Pemkot Yogya Luncurkan ‘Sitijo’, Peta Digital Satu Data Infrastruktur Kota

JogjaViews
8 Nov 2025 03:50
2 menit membaca

Yogyakarta, Jogjaviews.com – Pemerintah Kota (Pemkot) Yogyakarta melalui Dinas Pekerjaan Umum Perumahan dan Kawasan Permukiman (PUPKP) mengembangkan sistem informasi infrastruktur bernama Sitijo. Platform ini menghadirkan integrasi data infrastruktur kota dalam bentuk peta digital satu data.

Kepala Bidang Jalan dan Jembatan Dinas PUPKP Kota Yogyakarta, Hasri Nilam Baswari, mengatakan sistem ini dikembangkan untuk mencegah tumpang tindih perencanaan kawasan dan meminimalkan gangguan utilitas yang bisa berdampak pada pelayanan publik.

“Dalam pelaksanaan pemeliharaan jalan sering terjadi konflik dengan jaringan utilitas di ruang milik jalan, khususnya di bawah tanah. Akibatnya, pekerjaan terhambat dan bisa mengganggu layanan masyarakat seperti PDAM, fiber optik, hingga drainase,” ujar Nilam, Jumat (7/11/2025).

Menurutnya, Sitijo menjadi langkah penting untuk integrasi dan kolaborasi antarinstansi dalam pengelolaan data infrastruktur di ruang milik jalan (rumija).

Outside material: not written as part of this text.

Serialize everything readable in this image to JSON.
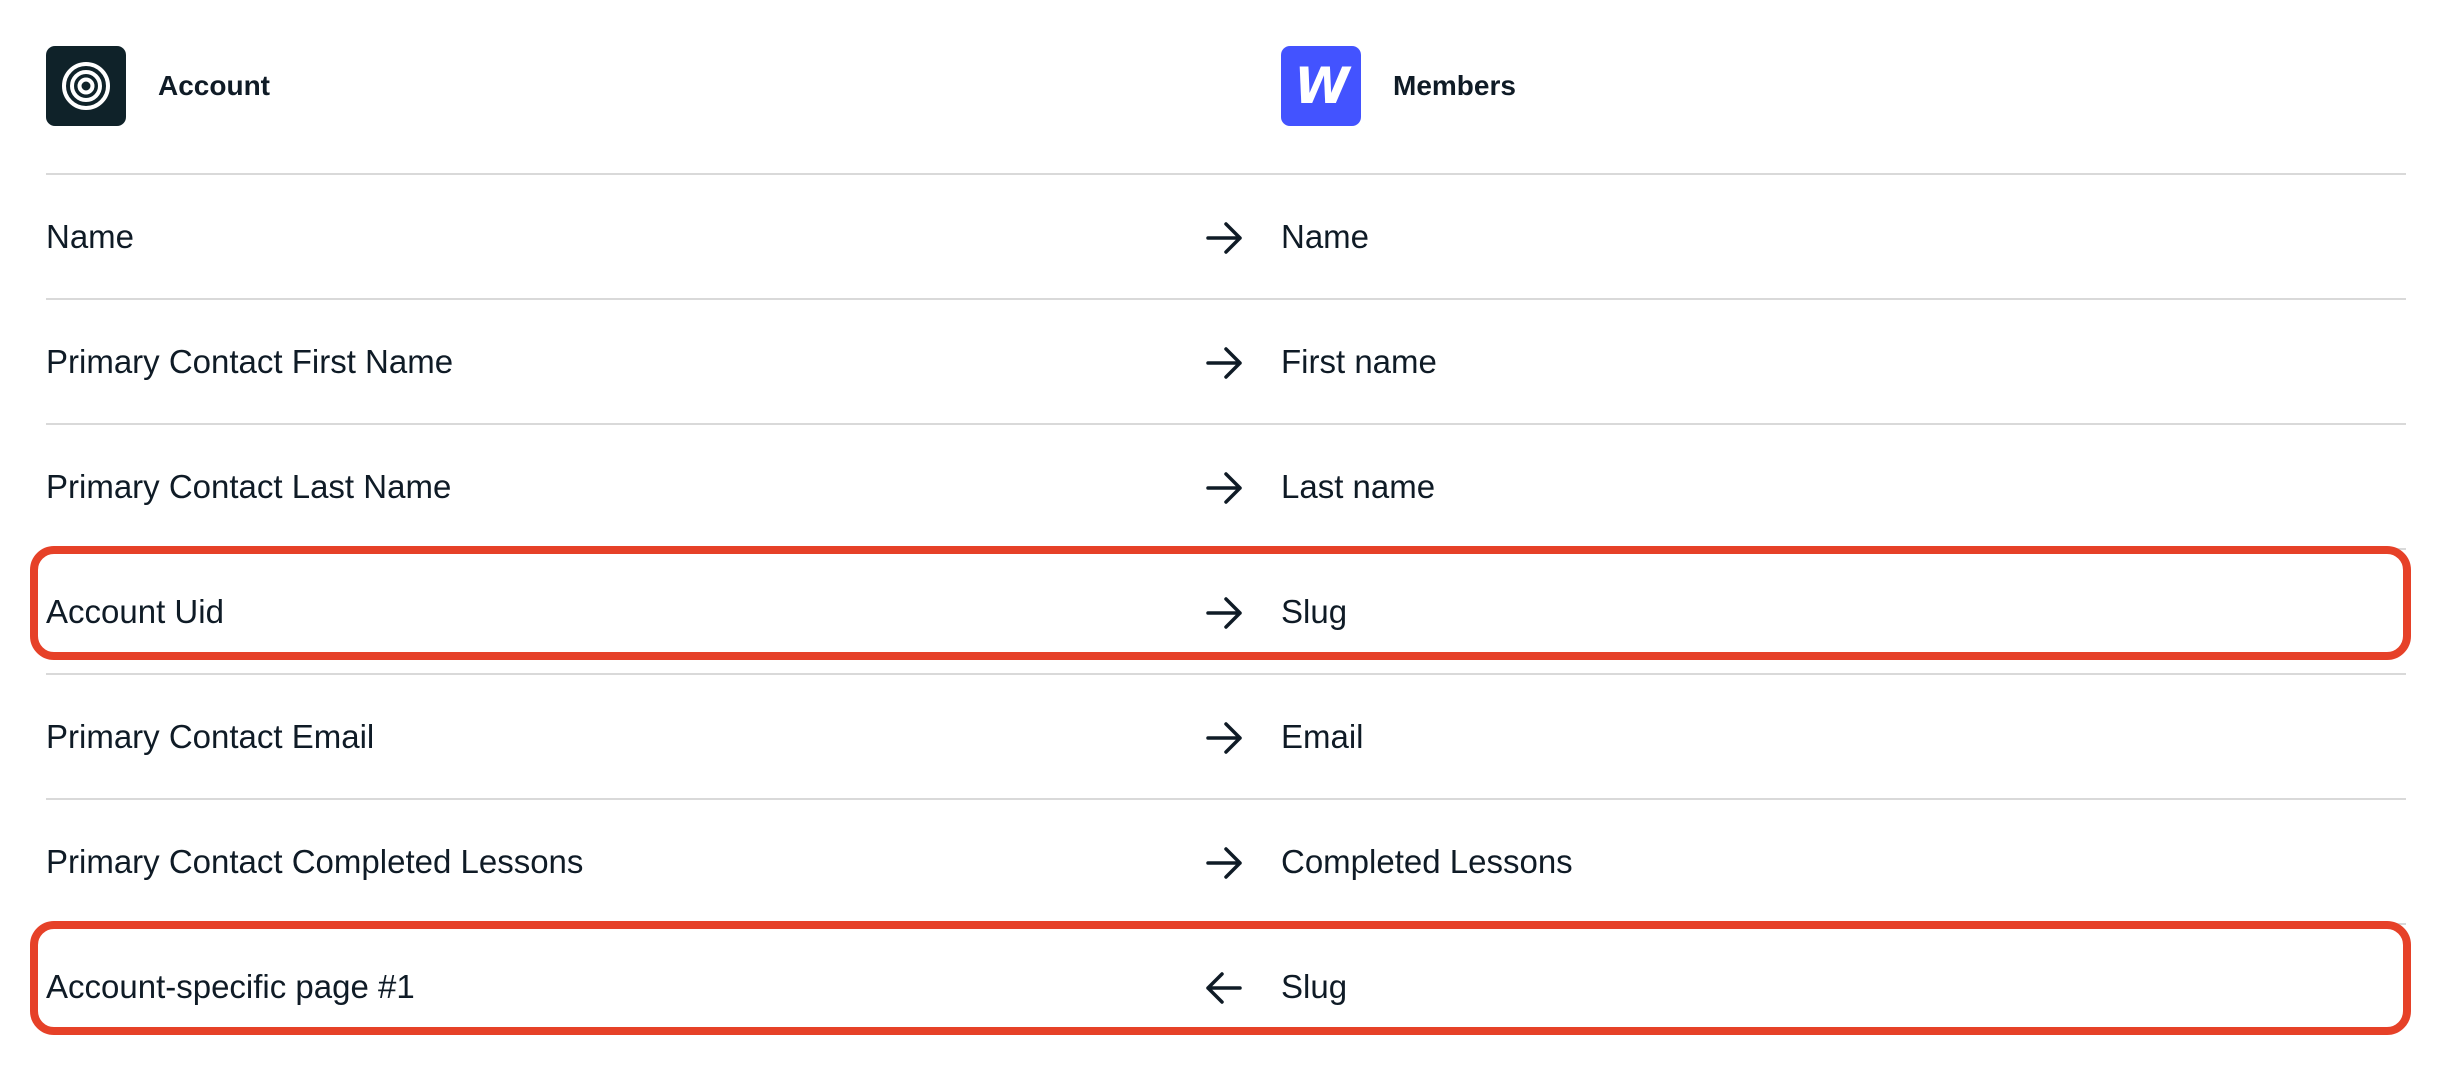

Sistem ini memuat data spasial serta atribut infrastruktur yang ada di atas, pada permukaan, dan di bawah tanah.

Infrastruktur di atas tanah mencakup titik tiang fiber optik (FO), tiang penerangan jalan umum (PJU), kabel udara PLN dan FO, titik reklame, hingga lampu lalu lintas.
Sedangkan di permukaan tanah, data meliputi titik manhole dan inlet drainase, manhole limbah, guiding block bagi difabel, dan lainnya.
Adapun di bawah tanah, terdapat data jaringan drainase, jaringan limbah, PDAM, dan kabel bawah tanah FO.

“Ini baru pertama kali dikembangkan di Yogyakarta. Sebelumnya belum ada peta satu data infrastruktur di ruang milik jalan,” kata Nilam.

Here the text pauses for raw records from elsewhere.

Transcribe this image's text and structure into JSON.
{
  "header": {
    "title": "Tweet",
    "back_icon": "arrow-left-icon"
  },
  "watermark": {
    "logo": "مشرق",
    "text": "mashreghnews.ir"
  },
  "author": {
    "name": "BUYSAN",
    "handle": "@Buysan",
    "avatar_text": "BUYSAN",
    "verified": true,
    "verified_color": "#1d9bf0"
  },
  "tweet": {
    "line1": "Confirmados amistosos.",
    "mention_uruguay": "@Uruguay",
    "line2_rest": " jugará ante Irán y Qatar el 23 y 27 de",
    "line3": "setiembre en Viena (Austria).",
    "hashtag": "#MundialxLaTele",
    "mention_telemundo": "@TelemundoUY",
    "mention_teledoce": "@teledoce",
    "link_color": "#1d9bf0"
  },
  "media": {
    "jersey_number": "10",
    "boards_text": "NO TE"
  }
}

Sistem Sitijo dapat diakses melalui laman https://sitijo.geo-ai.id/ dan digunakan di lingkungan Pemkot Yogyakarta sesuai kewenangan. Tahap berikutnya, sistem ini akan diintegrasikan ke dalam aplikasi layanan terpadu Jogja Smart Service (JSS).

“Yang bisa mengakses adalah seluruh stakeholder yang berkepentingan terhadap data itu, seperti instansi teknis, penyedia utilitas, hingga perencana kawasan,” imbuh Nilam.

Selain untuk penataan dan pemeliharaan infrastruktur, Sitijo juga digunakan dalam penyusunan dokumen perencanaan, penentuan titik reklame, dan perizinan jalur jaringan FO.

Ke depan, data di Sitijo juga akan dibuka sebagian untuk publik dengan batas tertentu. Pihak yang dapat mengaksesnya termasuk provider jaringan FO, PLN, PDAM, pemohon izin reklame, hingga kalangan akademisi.

“Integrasi data infrastruktur dalam peta satu data sangat penting agar tak terjadi tumpang tindih dan gangguan utilitas di lapangan,” tutup Nilam.